Não é, por outro lado, um produto dos novos tempos mas sim um retorno do que já existia em tempos arcaicos e agora retorna ao mundo ocidental, à medida que a repressão cristã se esboroa. Há dois mil anos um dos cultos mais disseminados em toda a área mediterrânica - portanto, em todo o Império Romano - era o de Cíbele, Magna Mater, originário da Frígia, na actual Turquia. Os sacerdotes de Cíbele entravam em êxtase, auto-castravam-se e viviam doravante vestidos de mulher, como já tive oportunidade de referir nesta página. A autoridade romana veio a proibir a auto-castração, mas o travestismo ritual continuou a existir. Não foi caso único. No Médio Oriente o culto de Atargátis também tinha sacerdotes travestis. No dicionário enciclopédico Koogan Larousse, o que está escrito a respeito dos sacerdotes é fenomenalmente actual: '...castravam-se no afã de se identificarem com a deusa'. Isto é de um culto anterior ao Cristianismo, não é uma invenção de bichas do Príncipe Real. Isto existe também na Índia, com os hijras que prestam culto a Bahuchara Mata, deusa que castigou homens fazendo-os vestirem-se de mulher. Que o travestismo seja aí visto como um castigo pode derivar da mentalidade patriarcal dominante; aliás, o travestismo começa sempre por ser sentido como uma forma de castigo mas depois evolui.

SOBRE O SAGRADO
Concordo inteiramente com a intenção de transpor tudo isto para a dimensão do sagrado. Creio que no mundo antigo tudo tinha uma dimensão sagrada, inclusivamente o travestismo. Daí a presença em cultos religiosos de sacerdotes efeminados, maricas, mas maricas no verdadeiro sentido do termo, o original, não o actual: o significado primeiro da palavra não é 'homossexual' mas sim, como dizem os dicionários mais vetustos, 'homem que se ocupa de funções de Maria (por mulher)'. Deusas como as que citei acima e outras: Cíbele, Atargatis, Tanit e, provavelmente, Argimpasa, Bendis, Artemis, Vénus, Hekate, Hera, foram servidas por sacerdotes transgénero. Não posso falar em nome de todos os transgéneros, ou sequer em nome de todos os travestis, mas também não posso deixar de pegar na palavra que muito bem empregou, o magnetismo. O magnetismo puxa e é isto que muitos travestis sentem - os travestis fetichistas, pelo menos. Estes sentem uma espécie de magnetismo da Mulher, a Mulher como abismo descomunal, a grande cavidade profunda que puxa para si, como um redemoinho nas águas, como as sereias do folclore, que, segundo a versão conhecida, atraem com os seus cânticos os marinheiros (homens) para a 'perdição', sendo esta 'perdição' entendida como a simples morte no fundo do mar, mas que eu pessoalmente gosto de pensar que pode ser a perdição da masculinidade, por assim dizer, como se a Sereia obrigasse ou convencesse o homem a ficar 'como ela', vivendo doravante como ela, num gineceu. Não é talvez por acaso que uma das deusas que referi, Atargatis, aparece por vezes concebida com rabo de peixe... Atargatis, deusa em cuja honra os homens se auto-castravam (até que essa prática foi proibida por um rei), também conhecida como 'Dea Syria', referida na obra 'O Burro de Ouro', de Apuleio, na qual se descreve um grupo de sacerdotes mendicantes que vagueia pedindo dinheiro, lendo sinas e impressionando as populações com o seu extremo grau de mariquice.

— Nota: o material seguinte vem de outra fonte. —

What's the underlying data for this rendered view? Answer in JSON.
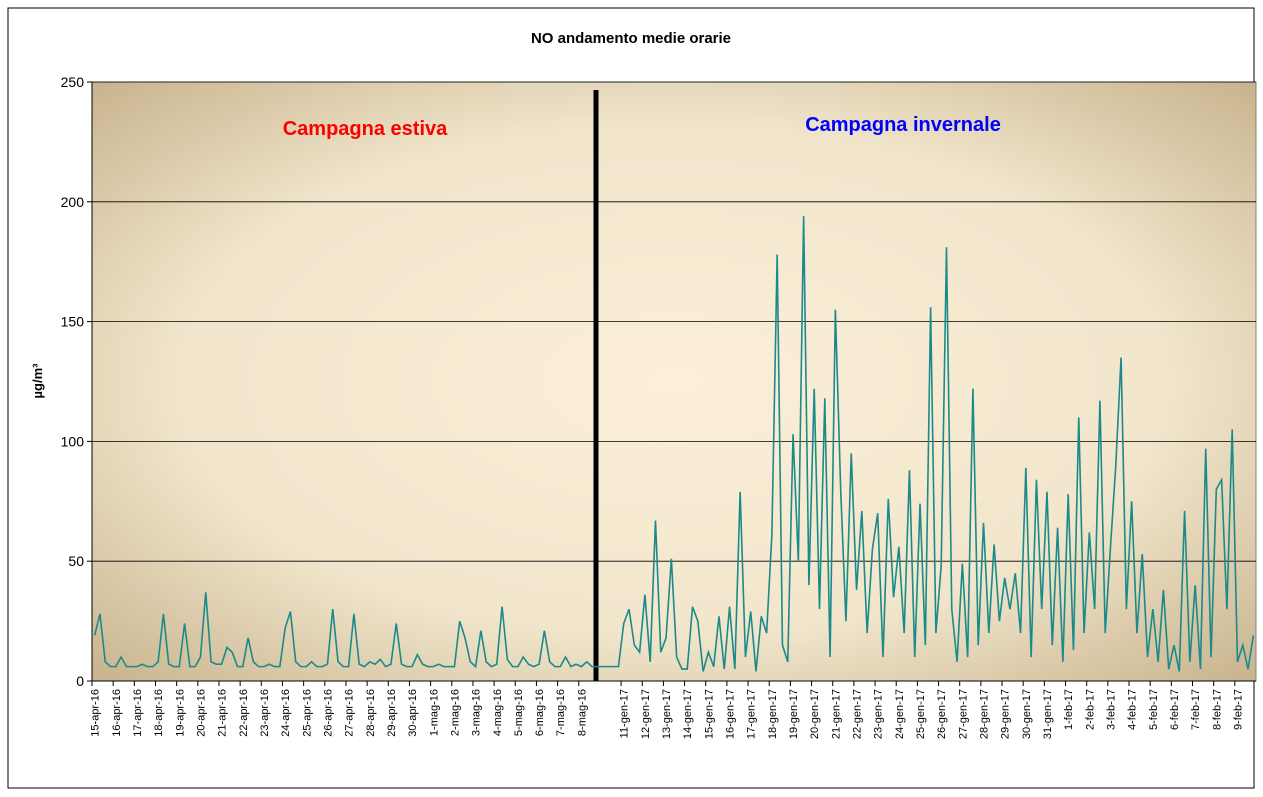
{
  "chart_data": {
    "type": "line",
    "title": "NO andamento medie orarie",
    "y_label": "µg/m³",
    "annotations": [
      {
        "text": "Campagna estiva",
        "color": "#ff0000"
      },
      {
        "text": "Campagna invernale",
        "color": "#0000ff"
      }
    ],
    "ylim": [
      0,
      250
    ],
    "yticks": [
      0,
      50,
      100,
      150,
      200,
      250
    ],
    "grid": true,
    "categories": [
      "15-apr-16",
      null,
      null,
      null,
      "16-apr-16",
      null,
      null,
      null,
      "17-apr-16",
      null,
      null,
      null,
      "18-apr-16",
      null,
      null,
      null,
      "19-apr-16",
      null,
      null,
      null,
      "20-apr-16",
      null,
      null,
      null,
      "21-apr-16",
      null,
      null,
      null,
      "22-apr-16",
      null,
      null,
      null,
      "23-apr-16",
      null,
      null,
      null,
      "24-apr-16",
      null,
      null,
      null,
      "25-apr-16",
      null,
      null,
      null,
      "26-apr-16",
      null,
      null,
      null,
      "27-apr-16",
      null,
      null,
      null,
      "28-apr-16",
      null,
      null,
      null,
      "29-apr-16",
      null,
      null,
      null,
      "30-apr-16",
      null,
      null,
      null,
      "1-mag-16",
      null,
      null,
      null,
      "2-mag-16",
      null,
      null,
      null,
      "3-mag-16",
      null,
      null,
      null,
      "4-mag-16",
      null,
      null,
      null,
      "5-mag-16",
      null,
      null,
      null,
      "6-mag-16",
      null,
      null,
      null,
      "7-mag-16",
      null,
      null,
      null,
      "8-mag-16",
      null,
      null,
      null,
      null,
      null,
      null,
      null,
      "11-gen-17",
      null,
      null,
      null,
      "12-gen-17",
      null,
      null,
      null,
      "13-gen-17",
      null,
      null,
      null,
      "14-gen-17",
      null,
      null,
      null,
      "15-gen-17",
      null,
      null,
      null,
      "16-gen-17",
      null,
      null,
      null,
      "17-gen-17",
      null,
      null,
      null,
      "18-gen-17",
      null,
      null,
      null,
      "19-gen-17",
      null,
      null,
      null,
      "20-gen-17",
      null,
      null,
      null,
      "21-gen-17",
      null,
      null,
      null,
      "22-gen-17",
      null,
      null,
      null,
      "23-gen-17",
      null,
      null,
      null,
      "24-gen-17",
      null,
      null,
      null,
      "25-gen-17",
      null,
      null,
      null,
      "26-gen-17",
      null,
      null,
      null,
      "27-gen-17",
      null,
      null,
      null,
      "28-gen-17",
      null,
      null,
      null,
      "29-gen-17",
      null,
      null,
      null,
      "30-gen-17",
      null,
      null,
      null,
      "31-gen-17",
      null,
      null,
      null,
      "1-feb-17",
      null,
      null,
      null,
      "2-feb-17",
      null,
      null,
      null,
      "3-feb-17",
      null,
      null,
      null,
      "4-feb-17",
      null,
      null,
      null,
      "5-feb-17",
      null,
      null,
      null,
      "6-feb-17",
      null,
      null,
      null,
      "7-feb-17",
      null,
      null,
      null,
      "8-feb-17",
      null,
      null,
      null,
      "9-feb-17",
      null,
      null,
      null
    ],
    "series": [
      {
        "color": "#1b8a8a",
        "values": [
          19,
          28,
          8,
          6,
          6,
          10,
          6,
          6,
          6,
          7,
          6,
          6,
          8,
          28,
          7,
          6,
          6,
          24,
          6,
          6,
          10,
          37,
          8,
          7,
          7,
          14,
          12,
          6,
          6,
          18,
          8,
          6,
          6,
          7,
          6,
          6,
          22,
          29,
          8,
          6,
          6,
          8,
          6,
          6,
          7,
          30,
          8,
          6,
          6,
          28,
          7,
          6,
          8,
          7,
          9,
          6,
          7,
          24,
          7,
          6,
          6,
          11,
          7,
          6,
          6,
          7,
          6,
          6,
          6,
          25,
          18,
          8,
          6,
          21,
          8,
          6,
          7,
          31,
          9,
          6,
          6,
          10,
          7,
          6,
          7,
          21,
          8,
          6,
          6,
          10,
          6,
          7,
          6,
          8,
          6,
          6,
          6,
          6,
          6,
          6,
          24,
          30,
          15,
          12,
          36,
          8,
          67,
          12,
          18,
          51,
          10,
          5,
          5,
          31,
          25,
          4,
          12,
          6,
          27,
          5,
          31,
          5,
          79,
          10,
          29,
          4,
          27,
          20,
          61,
          178,
          15,
          8,
          103,
          50,
          194,
          40,
          122,
          30,
          118,
          10,
          155,
          80,
          25,
          95,
          38,
          71,
          20,
          55,
          70,
          10,
          76,
          35,
          56,
          20,
          88,
          10,
          74,
          15,
          156,
          20,
          48,
          181,
          30,
          8,
          49,
          10,
          122,
          15,
          66,
          20,
          57,
          25,
          43,
          30,
          45,
          20,
          89,
          10,
          84,
          30,
          79,
          15,
          64,
          8,
          78,
          13,
          110,
          20,
          62,
          30,
          117,
          20,
          56,
          90,
          135,
          30,
          75,
          20,
          53,
          10,
          30,
          8,
          38,
          5,
          15,
          4,
          71,
          8,
          40,
          5,
          97,
          10,
          80,
          84,
          30,
          105,
          8,
          15,
          5,
          19
        ]
      }
    ]
  }
}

Quando o travestismo surge na mente de um homem, a auto-repulsa e a culpa são frequentes. De início nenhum travesti o quer ser, pelo menos na sociedade patriarcal que conhecemos. Tenta, tenta, tenta evitar tal pensamento, mas acaba por não conseguir fugir desse caminho. Imagina que uma determinada mulher, ou grupo de mulheres, o convence de que não é homem a sério e que portanto só lhe resta deixar-se feminizar. Compreendo que isto possa parecer estranhíssimo, sobretudo quando se tem em mente que a sociedade é patriarcal, mas cada pessoa tem o seu pequeno mundo e quando o mundo pequeno de um rapaz é dominado por mulheres - mãe, irmã mais velha, primas, colegas, tias, professoras, sabe-se lá, é conforme os casos - pode acontecer que ele enquanto criança sinta um certo apelo feminizante. Pode acontecer, não significa que aconteça forçosamente. Sei apenas que enquanto os rapazes com irmãOs mais velhos tendem a desenvolver homossexualidade, os rapazes com irmÃs mais velhas tendem a desenvolver travestismo. É uma habituação às circunstâncias, uma espécie de síndroma de Estocolmo aplicada ao género - eu chamo-lhe 'síndroma da Lídia' - ou se calhar é uma brecha para alguma verdadeira Cíbele, Hécate ou Vénus lá do Alto actuar neste mundo, quem sabe. Seja como for, isto angustia gravemente a criança do sexo masculino mas acaba por constituir, contra a sua vontade, a sua maior fonte de prazer erótico. É biológico?, é psicológico?, é cultural?... seja o que for, é mais forte que tudo. É uma obscenidade, uma 'vergonha', uma queda vertiginosa numa moleza 'criminosa' que prende com tentáculos, como uma aterradora e excessivamente macia lula das profundezas aquosas - é um feitiço. Que um marmanjo de grossa pele sinta que algo o compele a ficar tão 'amaciado', por assim dizer, como uma diva da música, da moda ou da esquina, eis o que se afigura como uma singular e não raras vezes ridícula monstruosidade, especialmente porque numa sociedade patriarcal, nada é considerado mais vil do que o homem que 'opta' (não opta, na verdade, não é coisa que se escolha) por encarnar o princípio do sexo oposto (ou o modo como o entende). Só quando se abandonam os valores rigidamente patriarcais se consegue valorizar o travestismo, à luz de uma outra escala de valores, sobretudo quando se toma conhecimento de que também a mariquice tinha em tempos a sua dimensão divina."